Ho partecipato in Rete ad un dibattito su quanto sia difficile per una donna ammettere di stare male una volta divenuta madre. Proprio in questi giorni una ragazza di 22 anni si è impiccata dopo aver forse soffocato il proprio bambino di 5 mesi. Ovviamente la depressione post partum è stata subito tirata in ballo; sembra che la giovane fosse in vacanza assieme alla nonna del piccolo per potersi riprendere dalla malattia.Purtroppo, come sappiamo, dalla dpp non ci riprende spontaneamente, non basta cambiare aria per fare andare via i brutti pensieri. Posso scommettere che per Cecilia – questo era il suo nome – fossero davvero tanti, visto che era stata abbandonata anche dal padre di suo figlio. Forse avrà pensato che non poteva soffrire così, che non era giusto e che neanche il bambino avrebbe dovuto.
Nessuno si è accorto di nulla, prima.
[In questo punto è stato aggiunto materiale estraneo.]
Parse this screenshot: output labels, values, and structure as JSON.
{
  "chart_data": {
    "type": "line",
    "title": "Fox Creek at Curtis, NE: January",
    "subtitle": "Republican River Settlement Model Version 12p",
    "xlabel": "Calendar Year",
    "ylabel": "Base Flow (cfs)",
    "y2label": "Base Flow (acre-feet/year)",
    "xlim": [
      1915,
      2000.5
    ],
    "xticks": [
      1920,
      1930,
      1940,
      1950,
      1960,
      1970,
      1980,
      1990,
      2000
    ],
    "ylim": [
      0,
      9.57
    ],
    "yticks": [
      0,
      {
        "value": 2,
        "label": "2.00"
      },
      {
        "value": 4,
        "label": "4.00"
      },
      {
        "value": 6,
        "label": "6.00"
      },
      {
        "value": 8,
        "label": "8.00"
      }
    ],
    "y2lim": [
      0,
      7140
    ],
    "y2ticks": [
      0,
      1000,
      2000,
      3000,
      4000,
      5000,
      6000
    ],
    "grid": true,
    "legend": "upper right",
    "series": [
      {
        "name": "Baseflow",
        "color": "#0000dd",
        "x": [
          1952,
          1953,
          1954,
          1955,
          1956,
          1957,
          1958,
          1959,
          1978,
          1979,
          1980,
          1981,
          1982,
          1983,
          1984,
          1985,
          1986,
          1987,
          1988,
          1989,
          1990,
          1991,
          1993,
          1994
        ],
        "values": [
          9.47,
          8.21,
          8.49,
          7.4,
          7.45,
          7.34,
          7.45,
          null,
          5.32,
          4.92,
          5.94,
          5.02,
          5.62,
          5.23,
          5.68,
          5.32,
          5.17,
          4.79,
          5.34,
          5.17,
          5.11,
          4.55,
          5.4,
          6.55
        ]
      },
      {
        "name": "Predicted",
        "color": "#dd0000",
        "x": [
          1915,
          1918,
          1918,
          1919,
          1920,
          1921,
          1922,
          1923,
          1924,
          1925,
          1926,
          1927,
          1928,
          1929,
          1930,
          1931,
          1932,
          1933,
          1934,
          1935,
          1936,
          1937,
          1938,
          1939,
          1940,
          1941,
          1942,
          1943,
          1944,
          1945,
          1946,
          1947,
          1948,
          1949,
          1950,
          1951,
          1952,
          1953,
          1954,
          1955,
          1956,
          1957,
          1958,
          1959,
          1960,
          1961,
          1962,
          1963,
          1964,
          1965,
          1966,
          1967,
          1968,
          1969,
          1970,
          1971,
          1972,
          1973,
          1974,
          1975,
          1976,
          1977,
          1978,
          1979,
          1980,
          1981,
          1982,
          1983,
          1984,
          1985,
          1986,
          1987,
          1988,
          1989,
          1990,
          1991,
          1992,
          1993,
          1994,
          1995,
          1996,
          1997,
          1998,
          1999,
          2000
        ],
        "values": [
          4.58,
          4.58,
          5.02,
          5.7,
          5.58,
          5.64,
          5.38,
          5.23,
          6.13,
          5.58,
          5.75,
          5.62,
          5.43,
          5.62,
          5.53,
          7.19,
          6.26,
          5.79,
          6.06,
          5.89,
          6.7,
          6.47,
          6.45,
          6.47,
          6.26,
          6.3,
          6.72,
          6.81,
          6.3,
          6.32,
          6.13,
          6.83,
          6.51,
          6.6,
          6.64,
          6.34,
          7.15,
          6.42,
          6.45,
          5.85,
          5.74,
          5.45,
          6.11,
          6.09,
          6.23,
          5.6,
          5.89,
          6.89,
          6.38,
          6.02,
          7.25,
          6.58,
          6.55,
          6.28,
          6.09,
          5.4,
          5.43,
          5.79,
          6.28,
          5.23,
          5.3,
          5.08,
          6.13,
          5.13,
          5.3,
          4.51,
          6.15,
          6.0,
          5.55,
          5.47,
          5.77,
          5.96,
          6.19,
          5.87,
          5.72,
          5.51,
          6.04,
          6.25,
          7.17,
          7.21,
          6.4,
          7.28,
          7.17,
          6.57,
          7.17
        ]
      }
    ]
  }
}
Mi domando perché nei corsi pre parto si parli di tutto tranne che di quello che potrà accadere dopo; forse perché le mamme stesse pensano di essere migliori di quelle poverette che invece non ce la fanno. Perché a volte a me le future madri fanno paura, così ignoranti nella loro sorda felicità. Non si tratta di spaventare, di dire che tutto andrà male e che i mesi successivi alla nascita saranno un rincorrersi di brutti momenti, ma semplicemente di dare un’informazione. Se poi la si vuole seguire è una libera scelta, però intanto è entrata in circolo.
Deborah Papisca, una delle prime che in Italia ha parlato di dpp anche grazie al suo libro “Di materno avevo solo il latte” ha detto una cosa giusta: la rivoluzione deve cominciare dalle madri. Non possiamo pretendere che siano i sanitari a farlo per noi, perché spesso appunto nessuno si accorge di nulla. Non possiamo pretendere che siano i nostri famigliari a farlo per noi. Dobbiamo essere noi a cominciare appunto una rivoluzione culturale e sociale.
Se la società di oggi è cambiata, perché non si può ammettere che sia cambiato anche il modo di essere madre? Paradossalmente oggi una donna in gravidanza e poi neo mamma ha a disposizione molte più risorse informative, eppure la mamma deve corrispondere ad un archetipo, che di per sé è un concetto vecchio di secoli. Perché se ci pensate bene, come gioca una bambina a “fare la mamma”? In maniera dolce, paziente, amorevole. E’ quasi come se l’archetipo fosse introiettato nel gene femminile fin dalla nascita. Ed è sbagliato. Ci sono centomila modi di esserlo, ma una cosa secondo me dovrebbe accomunarli tutti: la verità.
Dovremmo essere noi le prime a promuovere una maternità “taylor made”, su misura per ciascuna di noi, un po’ come il piano del parto. Da qualche tempo si può scegliere come partorire, chi avere vicino, in quale posizione si sta più comode per il travaglio. Ecco, ognuna può fare come vuole e come si sente, senza sentirsi giudicata.
Perché noi madri siamo abilissime in questo: magari a parole diciamo “figurati, fai come vuoi”, ma dentro di noi sappiamo che stiamo agendo meglio, che siamo più brave, che se a quella è venuta la depressione post partum è perché probabilmente c’aveva la famiglia disastrata. Basta solo concentrarsi sull’allattamento al seno. Che due balle. Lo sappiamo: fa bene. Ma se una non riesce ad allattare, o non vuole farlo, che cosa deve fare?
Siamo noi madri che dobbiamo cambiare il modo di vivere la maternità per tutte. Senza paure. Senza polvere sotto il tappeto. Sì alla terapia, ai gruppi di aiuti, ai corsi pre parto dove ti insegnano le emozioni, quelle vere, non quelle della famiglia dei biscotti. E diciamole queste cose, a voce alta. Basta abbassare gli occhi.